Lorsque l’analyse est limitée aux régions Île-de-France et Grand Est ensemble, l’excès de mortalité est bien plus élevé encore: il est de 70 décès pour 100 000 chez les femmes de 40 à 69 ans et 2 314 pour les plus de 70 ans et chez les hommes 196 et 3888. Cependant, lorsqu’on s’intéresse aux ratios de mortalité comparant les populations par pays de naissance aux «natifs», les niveaux dans ces régions sont un peu plus bas qu’au niveau national, car la population «native» y a été aussi fortement affectée. Ainsi, parmi les populations nées en Afrique subsaharienne, l’excès de mortalité des femmes est 9 fois plus important que chez les femmes nées en France entre 40 et 69 ans et n’est pas significatif après 70 ans. Chez les hommes, les ratios sont significatifs pour les deux groupes d’âge, respectivement de 8 et 2,6. Même moins élevés, les ratios sont aussi significatifs et forts dans les autres populations immigrées. Échappent à cette sur-surmortalité, les populations immigrées de pays européens (UE ou hors UE).
Les confinements et la surmortalité
Ainsi, alors que les immigrés avaient une mortalité moindre que les natifs avant la période de pandémie étudiée, leur mortalité est devenue plus élevée avec un retournement qui voit les risques relatifs de mortalité inférieur à 1 avant la pandémie passer au-dessus de 1 pendant le confinement chez les hommes et chez les femmes d’Afrique du Nord, d’Afrique subsaharienne, d’Asie et Océanie: par exemple, alors que les femmes nées en Afrique avaient une mortalité de 20% inférieure à celles des femmes nées en France, pendant le confinement, elle était 80% plus élevée.

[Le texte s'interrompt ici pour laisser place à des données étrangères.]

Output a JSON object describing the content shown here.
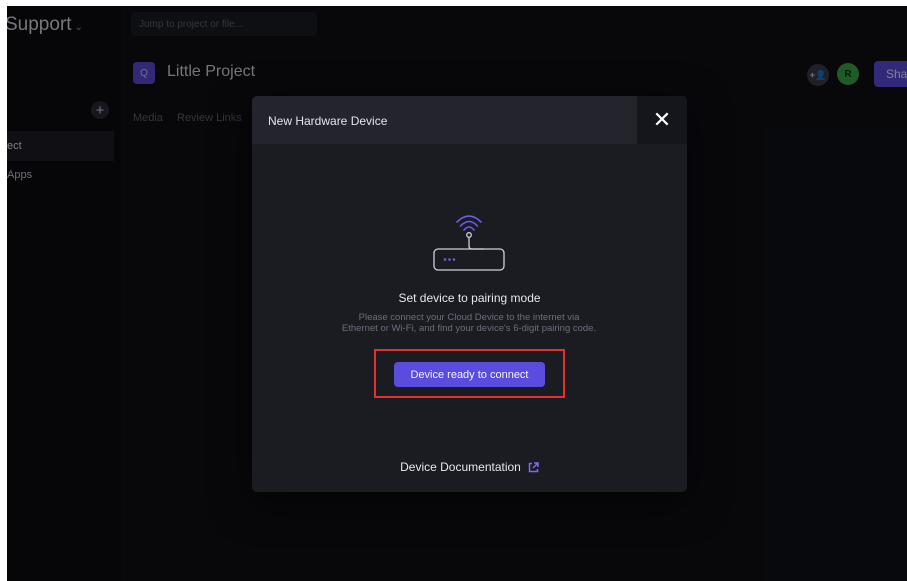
{
  "sidebar": {
    "workspace_name": "Support",
    "add_icon": "+",
    "items": [
      {
        "label": "ect",
        "active": true
      },
      {
        "label": "Apps",
        "active": false
      }
    ]
  },
  "topbar": {
    "search_placeholder": "Jump to project or file...",
    "project_icon": "Q",
    "project_title": "Little Project",
    "invite_icon": "+👤",
    "avatar_initial": "R",
    "share_label": "Sha"
  },
  "tabs": [
    {
      "label": "Media"
    },
    {
      "label": "Review Links"
    }
  ],
  "modal": {
    "title": "New Hardware Device",
    "close_icon": "✕",
    "illustration_icon": "router-wifi-icon",
    "step_title": "Set device to pairing mode",
    "description": "Please connect your Cloud Device to the internet via Ethernet or Wi-Fi, and find your device's 6-digit pairing code.",
    "primary_button": "Device ready to connect",
    "doc_link": "Device Documentation",
    "doc_link_icon": "external-link-icon"
  },
  "colors": {
    "accent": "#5b4ce0",
    "highlight": "#e0322e",
    "avatar": "#3aa64a"
  }
}
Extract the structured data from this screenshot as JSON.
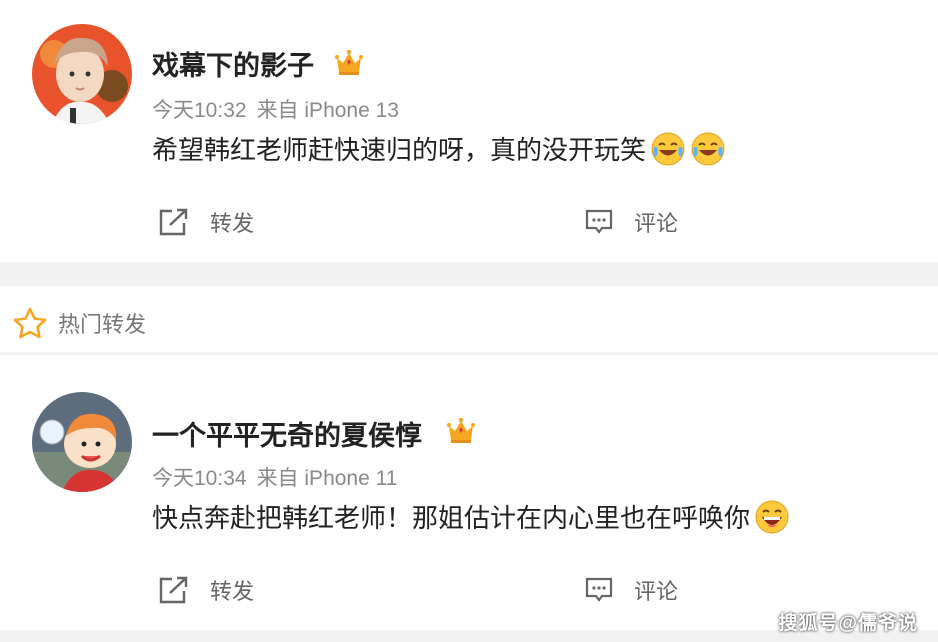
{
  "posts": [
    {
      "username": "戏幕下的影子",
      "badge_icon": "crown-level-badge",
      "time": "今天10:32",
      "source": "来自 iPhone 13",
      "content": "希望韩红老师赶快速归的呀，真的没开玩笑",
      "emojis": [
        "laugh-cry-emoji",
        "laugh-cry-emoji"
      ],
      "repost_label": "转发",
      "comment_label": "评论"
    },
    {
      "username": "一个平平无奇的夏侯惇",
      "badge_icon": "crown-level-badge",
      "time": "今天10:34",
      "source": "来自 iPhone 11",
      "content": "快点奔赴把韩红老师！那姐估计在内心里也在呼唤你",
      "emojis": [
        "grin-emoji"
      ],
      "repost_label": "转发",
      "comment_label": "评论"
    }
  ],
  "section": {
    "label": "热门转发",
    "icon": "star-outline-icon"
  },
  "watermark": "搜狐号@儒爷说",
  "colors": {
    "divider": "#f2f2f2",
    "meta": "#8a8a8a",
    "crown": "#f5a623"
  }
}
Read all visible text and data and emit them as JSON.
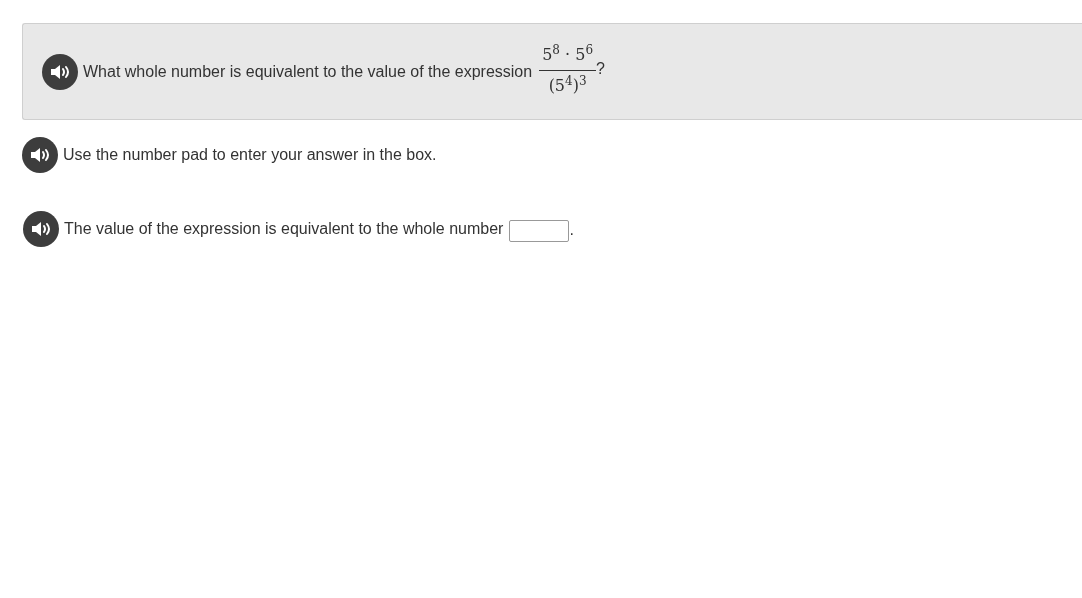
{
  "question": {
    "text": "What whole number is equivalent to the value of the expression",
    "fraction": {
      "numerator": "5$^{8}$ · 5$^{6}$",
      "denominator": "(5$^{4}$)$^{3}$"
    },
    "end": "?"
  },
  "instruction": {
    "text": "Use the number pad to enter your answer in the box."
  },
  "answer_line": {
    "text": "The value of the expression is equivalent to the whole number",
    "end": "."
  }
}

Des phénomènes similaires ont été observés dans d’autres pays. Cette surmortalité absolue et relative a été théorisée à travers le concept de «pandémie syndémique» qui voit les multiples facteurs d’inégalité préexistants structurels et survenus pendant la crise s’exacerber.

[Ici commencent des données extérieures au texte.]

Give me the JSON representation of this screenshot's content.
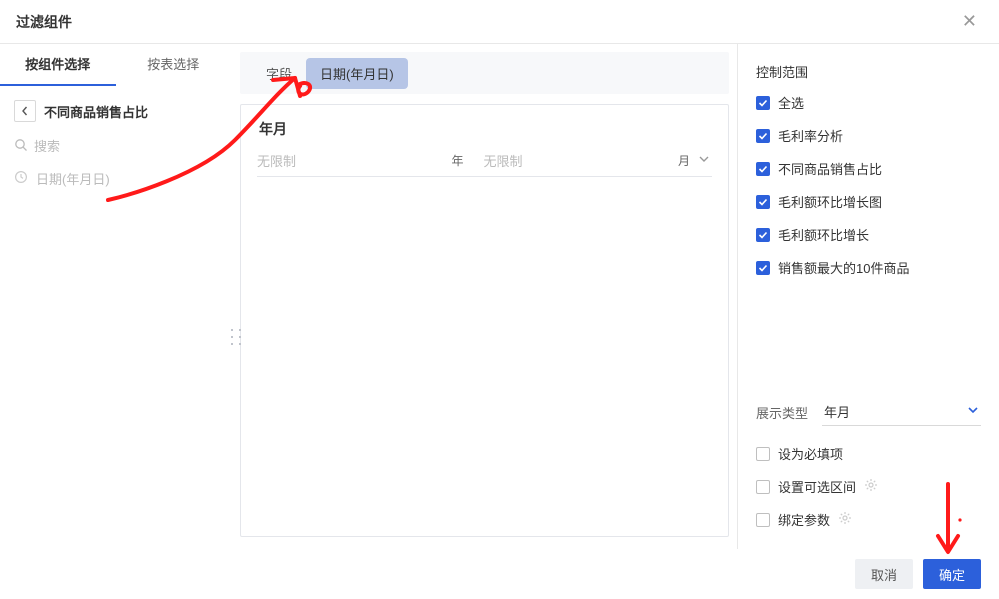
{
  "dialog": {
    "title": "过滤组件",
    "close_aria": "close"
  },
  "left": {
    "tabs": {
      "by_component": "按组件选择",
      "by_table": "按表选择"
    },
    "pane_name": "不同商品销售占比",
    "search_placeholder": "搜索",
    "field": "日期(年月日)"
  },
  "mid": {
    "tabs": {
      "field": "字段",
      "date": "日期(年月日)"
    },
    "ym_title": "年月",
    "year_value": "无限制",
    "year_unit": "年",
    "month_value": "无限制",
    "month_unit": "月"
  },
  "right": {
    "scope_title": "控制范围",
    "items": [
      {
        "label": "全选",
        "checked": true
      },
      {
        "label": "毛利率分析",
        "checked": true
      },
      {
        "label": "不同商品销售占比",
        "checked": true
      },
      {
        "label": "毛利额环比增长图",
        "checked": true
      },
      {
        "label": "毛利额环比增长",
        "checked": true
      },
      {
        "label": "销售额最大的10件商品",
        "checked": true
      }
    ],
    "display_type_label": "展示类型",
    "display_type_value": "年月",
    "options": [
      {
        "label": "设为必填项",
        "checked": false,
        "gear": false
      },
      {
        "label": "设置可选区间",
        "checked": false,
        "gear": true
      },
      {
        "label": "绑定参数",
        "checked": false,
        "gear": true
      }
    ]
  },
  "footer": {
    "cancel": "取消",
    "confirm": "确定"
  },
  "icons": {
    "search": "search-icon",
    "clock": "clock-icon",
    "back": "chevron-left-icon",
    "close": "close-icon",
    "caret": "chevron-down-icon",
    "gear": "gear-icon",
    "check": "check-icon"
  },
  "annotation_color": "#ff1a1a"
}
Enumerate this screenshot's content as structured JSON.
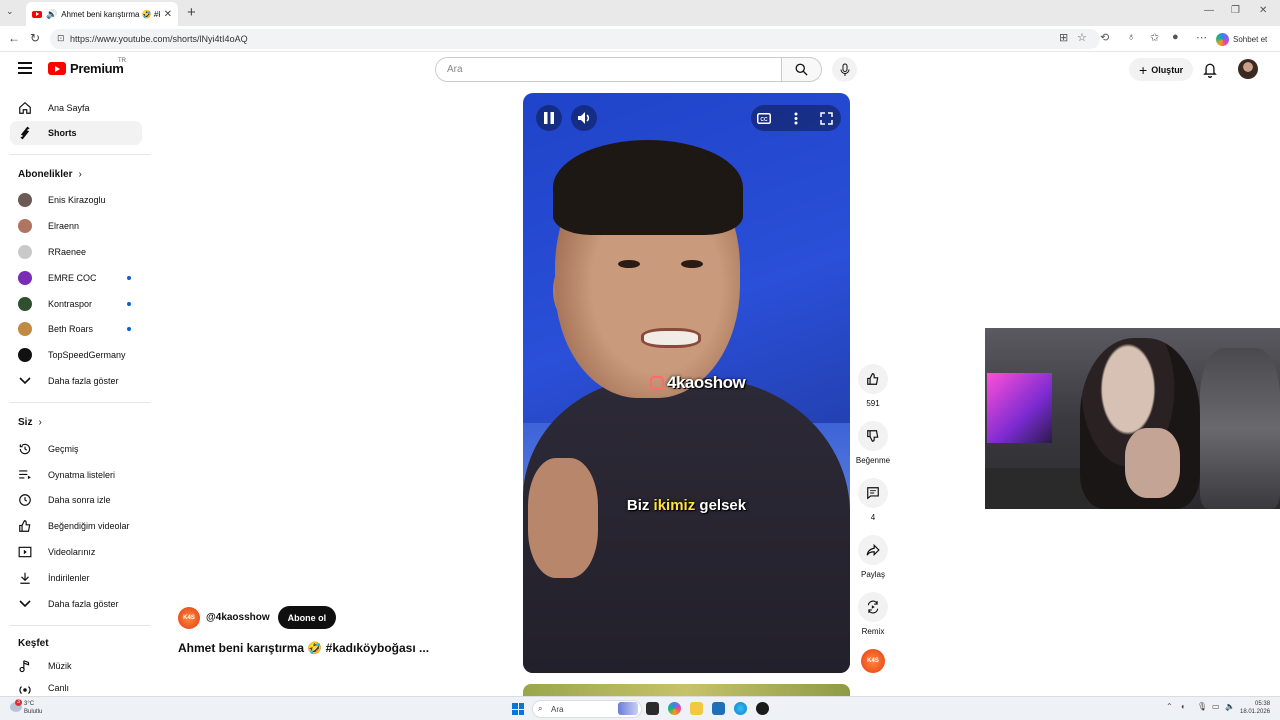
{
  "browser": {
    "tab_title": "Ahmet beni karıştırma 🤣 #ka",
    "url": "https://www.youtube.com/shorts/lNyi4tI4oAQ",
    "copilot_label": "Sohbet et"
  },
  "header": {
    "logo_text": "Premium",
    "country": "TR",
    "search_placeholder": "Ara",
    "create_label": "Oluştur"
  },
  "sidebar": {
    "main": [
      {
        "label": "Ana Sayfa",
        "icon": "home-icon"
      },
      {
        "label": "Shorts",
        "icon": "shorts-icon",
        "active": true
      }
    ],
    "subscriptions_heading": "Abonelikler",
    "subscriptions": [
      {
        "label": "Enis Kirazoglu",
        "color": "#6b5a55",
        "live": false
      },
      {
        "label": "Elraenn",
        "color": "#b07560",
        "live": false
      },
      {
        "label": "RRaenee",
        "color": "#c9c9c9",
        "live": false
      },
      {
        "label": "EMRE COC",
        "color": "#7b2bb5",
        "live": true
      },
      {
        "label": "Kontraspor",
        "color": "#2f4f2f",
        "live": true
      },
      {
        "label": "Beth Roars",
        "color": "#c08a45",
        "live": true
      },
      {
        "label": "TopSpeedGermany",
        "color": "#111111",
        "live": false
      }
    ],
    "subscriptions_more": "Daha fazla göster",
    "you_heading": "Siz",
    "you": [
      {
        "label": "Geçmiş",
        "icon": "history-icon"
      },
      {
        "label": "Oynatma listeleri",
        "icon": "playlists-icon"
      },
      {
        "label": "Daha sonra izle",
        "icon": "watch-later-icon"
      },
      {
        "label": "Beğendiğim videolar",
        "icon": "liked-icon"
      },
      {
        "label": "Videolarınız",
        "icon": "your-videos-icon"
      },
      {
        "label": "İndirilenler",
        "icon": "downloads-icon"
      }
    ],
    "you_more": "Daha fazla göster",
    "explore_heading": "Keşfet",
    "explore": [
      {
        "label": "Müzik",
        "icon": "music-icon"
      },
      {
        "label": "Canlı",
        "icon": "live-icon"
      }
    ]
  },
  "video": {
    "watermark": "4kaoshow",
    "caption_pre": "Biz ",
    "caption_hl": "ikimiz",
    "caption_post": " gelsek",
    "channel_handle": "@4kaosshow",
    "channel_avatar_text": "K4S",
    "subscribe_label": "Abone ol",
    "title": "Ahmet beni karıştırma 🤣 #kadıköyboğası ..."
  },
  "actions": {
    "like_count": "591",
    "dislike_label": "Beğenme",
    "comment_count": "4",
    "share_label": "Paylaş",
    "remix_label": "Remix"
  },
  "taskbar": {
    "weather_temp": "3°C",
    "weather_desc": "Bulutlu",
    "notification_count": "3",
    "search_label": "Ara",
    "time": "05:38",
    "date": "18.01.2026"
  }
}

Ce très fort impact inégalitaire doit continuer à être étudié et expliqué à l’échelle du pays entier et sur la longue période de la pandémie, en s’intéressant non seulement au niveau de mortalité, mais aussi aux causes de décès. De nombreux travaux qualitatifs ou quantitatifs des populations immigrées ont été réalisés, dont beaucoup de résultats sont encore en cours de construction.

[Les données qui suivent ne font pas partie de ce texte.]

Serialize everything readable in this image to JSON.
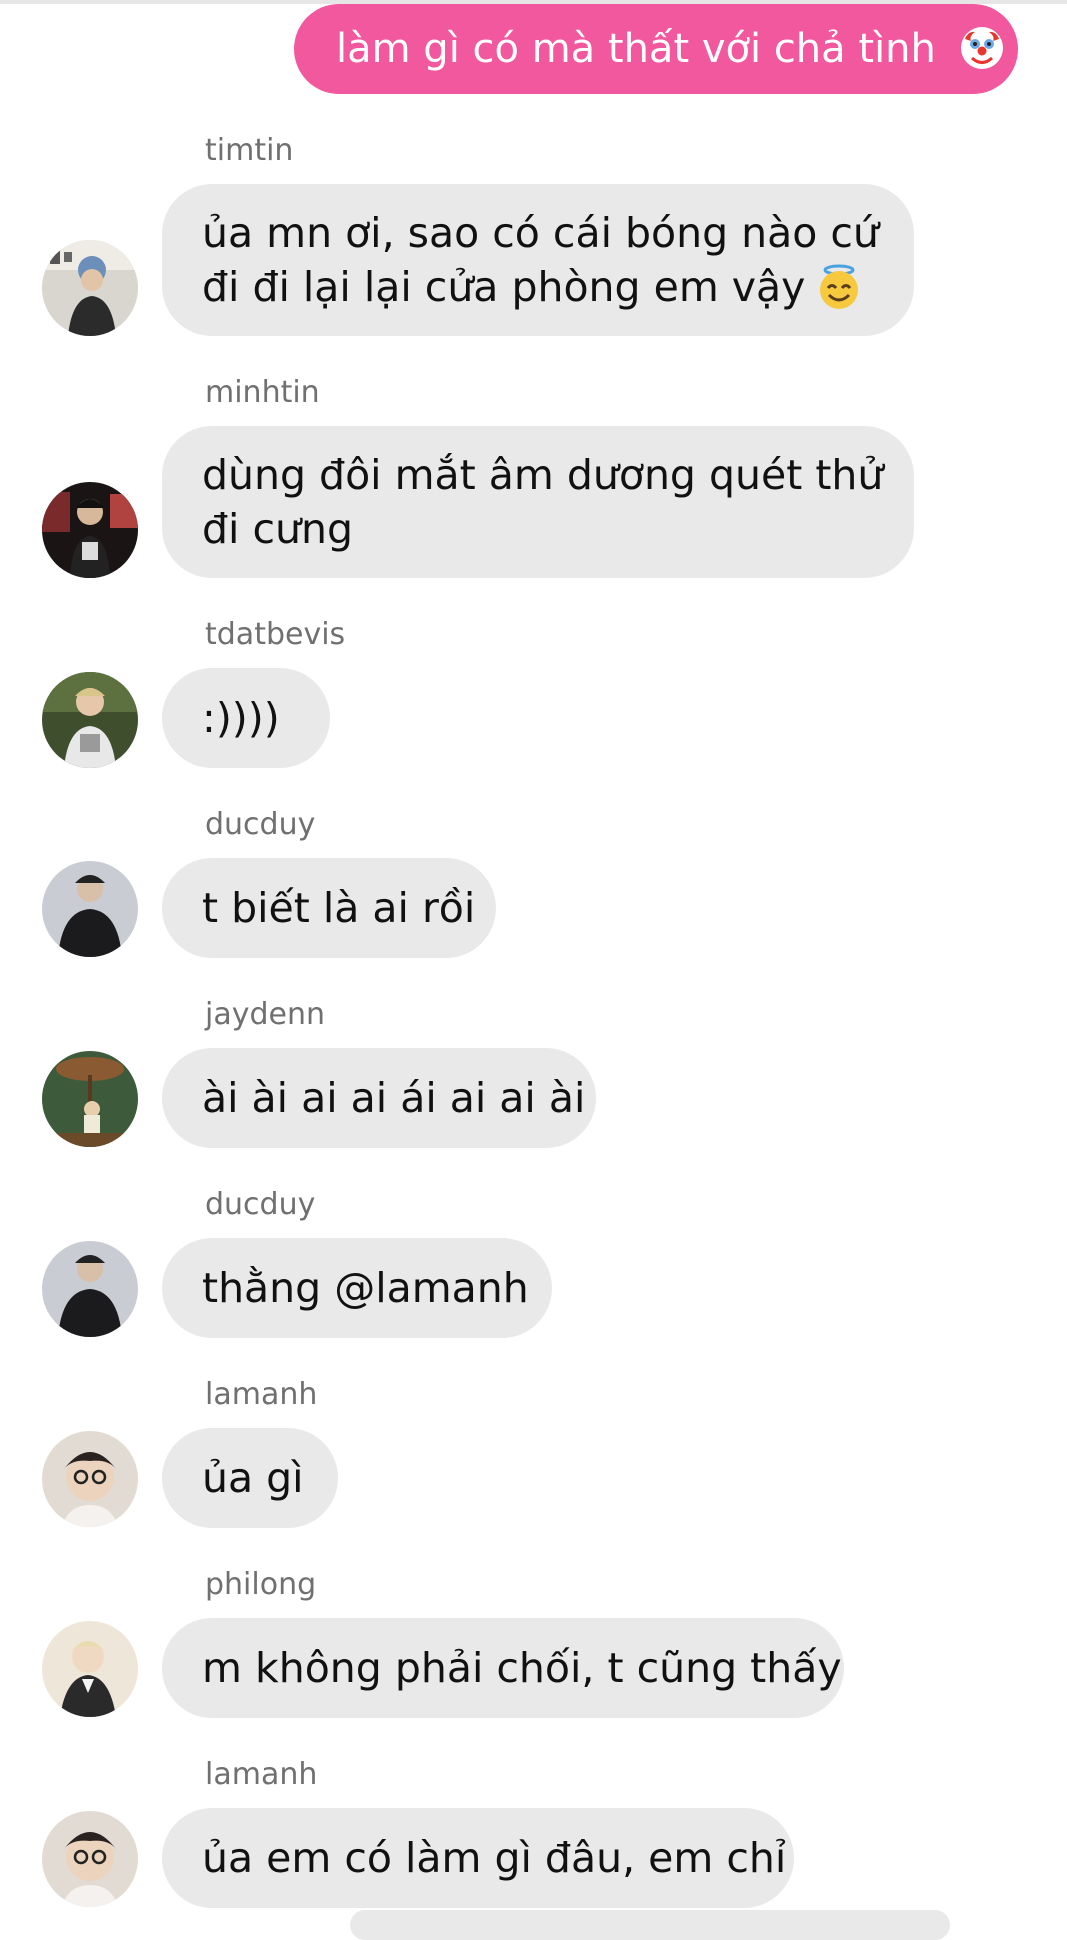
{
  "sent_message": {
    "text": "làm gì có mà thất với chả tình",
    "emoji": "clown-face",
    "color": "#f2589e"
  },
  "messages": [
    {
      "sender": "timtin",
      "lines": [
        "ủa mn ơi, sao có cái bóng nào cứ",
        "đi đi lại lại cửa phòng em vậy"
      ],
      "emoji": "smiling-face-with-halo"
    },
    {
      "sender": "minhtin",
      "lines": [
        "dùng đôi mắt âm dương quét thử",
        "đi cưng"
      ]
    },
    {
      "sender": "tdatbevis",
      "lines": [
        ":))))"
      ]
    },
    {
      "sender": "ducduy",
      "lines": [
        "t biết là ai rồi"
      ]
    },
    {
      "sender": "jaydenn",
      "lines": [
        "ài ài ai ai ái ai ai ài"
      ]
    },
    {
      "sender": "ducduy",
      "lines": [
        "thằng @lamanh"
      ]
    },
    {
      "sender": "lamanh",
      "lines": [
        "ủa gì"
      ]
    },
    {
      "sender": "philong",
      "lines": [
        "m không phải chối, t cũng thấy"
      ]
    },
    {
      "sender": "lamanh",
      "lines": [
        "ủa em có làm gì đâu, em chỉ"
      ]
    }
  ],
  "colors": {
    "received_bubble": "#e9e9e9",
    "sender_name": "#707070",
    "message_text": "#111111"
  }
}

Mais sans attendre, les résultats présentés dans cet article de Social Science and Medicine appellent à reconnaître le coût démesuré payé par les immigrés pendant la crise du Covid, en particulier au moment où pointent les débats sur des législations toujours plus restrictives de l’immigration, alors même que les populations immigrées installées de longue date restent dans des conditions de vie et de travail dégradées et délétères pour leur santé, comme on le voit dans cet article. Pour l’avenir, alors que la France à l’instar des autres pays veut mieux se préparer aux futures émergences, concevoir les stratégies de réponse en termes d’équité, adaptées à ceux qui continuent à travailler, se déplacer, vivre dans des logements trop petits ou dans des zones sous-dotées en services de santé et avec des faibles ressources et des situations précaires, est un enjeu crucial. Ces résultats sont aussi un signal cruel pour s’attaquer maintenant aux conditions structurelles qui génèrent et entretiennent ces inégalités sociales de santé.